I was planning to write about something else this month, but you know how it is. I was going through the bookshelves looking for a book I'd thought I'd recognise by it's blue spine (when I found it, it was orange that's why I had to look all over the house for it) when I found my dog eared old copy of Isaac Campion by Janni Howker.I stopped, flicked through it and an hour or so later got up, scratchy throated from holding back the tears and totally emotionally floored.
What a gem this little book is. Published in 1986 it's written - like True Grit - in the voice of an elderly person relating his childhood. It didn't win the Carnegie but I think it's one of the finest historical novels written for young people I have ever read.
Isaac Campion's story takes place in his childhood, only as far back as the early twentieth century but a complete and other world.
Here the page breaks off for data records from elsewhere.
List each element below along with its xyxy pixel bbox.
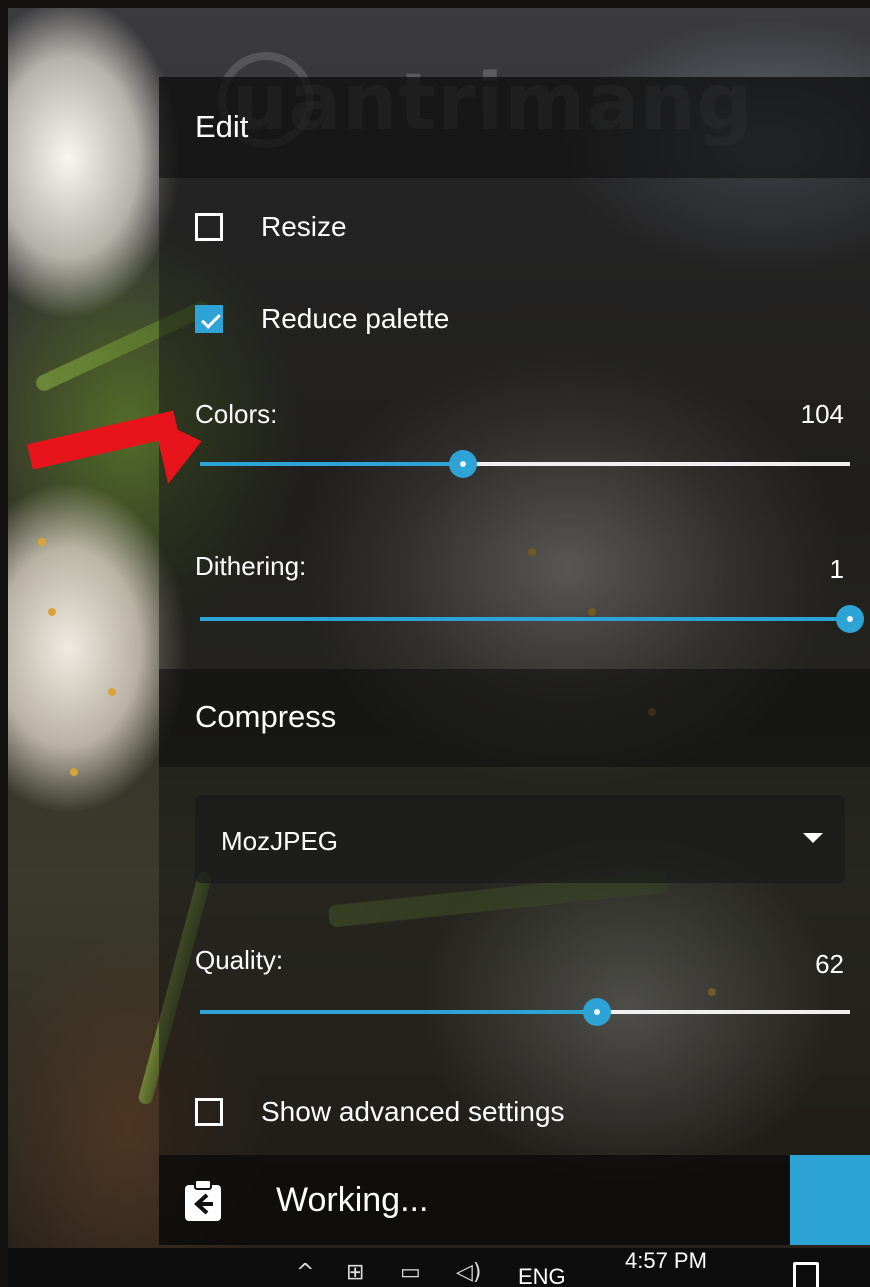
display-icon[interactable]: ▭ (400, 1260, 421, 1285)
download-button[interactable] (790, 1155, 870, 1245)
chevron-down-icon[interactable] (803, 833, 823, 843)
colors-slider-fill (200, 462, 464, 466)
dithering-slider-fill (200, 617, 850, 621)
reduce-palette-option[interactable]: Reduce palette (195, 299, 449, 339)
dithering-label: Dithering: (195, 551, 307, 581)
status-bar: Working... (159, 1155, 791, 1245)
stamen-dot (70, 768, 78, 776)
advanced-settings-checkbox[interactable] (195, 1098, 223, 1126)
quality-slider-fill (200, 1010, 597, 1014)
clipboard-back-icon (185, 1179, 221, 1221)
volume-icon[interactable]: ◁) (456, 1260, 482, 1285)
status-text: Working... (276, 1181, 429, 1219)
reduce-palette-label: Reduce palette (261, 303, 450, 334)
colors-slider-thumb[interactable] (449, 450, 478, 478)
colors-slider[interactable] (200, 450, 850, 478)
taskbar: ^ ⊞ ▭ ◁) ENG 4:57 PM (8, 1248, 870, 1287)
compress-section-title: Compress (195, 699, 337, 734)
settings-panel: Edit Resize Reduce palette Colors: 104 D… (159, 77, 870, 1245)
quality-label: Quality: (195, 945, 284, 975)
compression-method-select[interactable]: MozJPEG (195, 795, 845, 883)
stamen-dot (108, 688, 116, 696)
network-icon[interactable]: ⊞ (346, 1260, 364, 1285)
action-center-icon[interactable] (793, 1262, 819, 1287)
clock-time[interactable]: 4:57 PM (625, 1248, 707, 1274)
advanced-settings-option[interactable]: Show advanced settings (195, 1092, 565, 1132)
compress-section-header: Compress (159, 669, 870, 767)
compression-method-value: MozJPEG (221, 826, 339, 856)
stamen-dot (48, 608, 56, 616)
resize-option[interactable]: Resize (195, 207, 347, 247)
quality-slider[interactable] (200, 998, 850, 1026)
language-indicator[interactable]: ENG (518, 1264, 566, 1287)
dithering-slider[interactable] (200, 605, 864, 633)
colors-label: Colors: (195, 399, 278, 429)
dithering-value: 1 (829, 554, 844, 584)
chevron-up-icon[interactable]: ^ (296, 1260, 314, 1285)
edit-section-header: Edit (159, 77, 870, 178)
edit-section-title: Edit (195, 109, 249, 144)
dithering-slider-thumb[interactable] (836, 605, 864, 633)
quality-slider-thumb[interactable] (582, 998, 611, 1026)
resize-label: Resize (261, 211, 347, 242)
advanced-settings-label: Show advanced settings (261, 1096, 565, 1127)
reduce-palette-checkbox[interactable] (195, 305, 223, 333)
quality-value: 62 (815, 949, 844, 979)
resize-checkbox[interactable] (195, 213, 223, 241)
stamen-dot (38, 538, 46, 546)
colors-value: 104 (800, 399, 844, 429)
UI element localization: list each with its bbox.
A world where children - according to Isaac only invented after the Great War -'are merely a damn nuisance and a mouth to feed until you could do a day's work..'
The world evoked is one of hardscrabble horse dealers, of the cruelty of men and the casual awfulness of death. This short book is, and for once this is not a cliche, coruscating in it's brilliance, it's utter simplicity and it's heat seeking narrative.
Sometimes I forget what a brilliant writer Janni Howker is. I am now going to make sure I read everything by her all over again this summer. I can't think of a better use of anybody's time.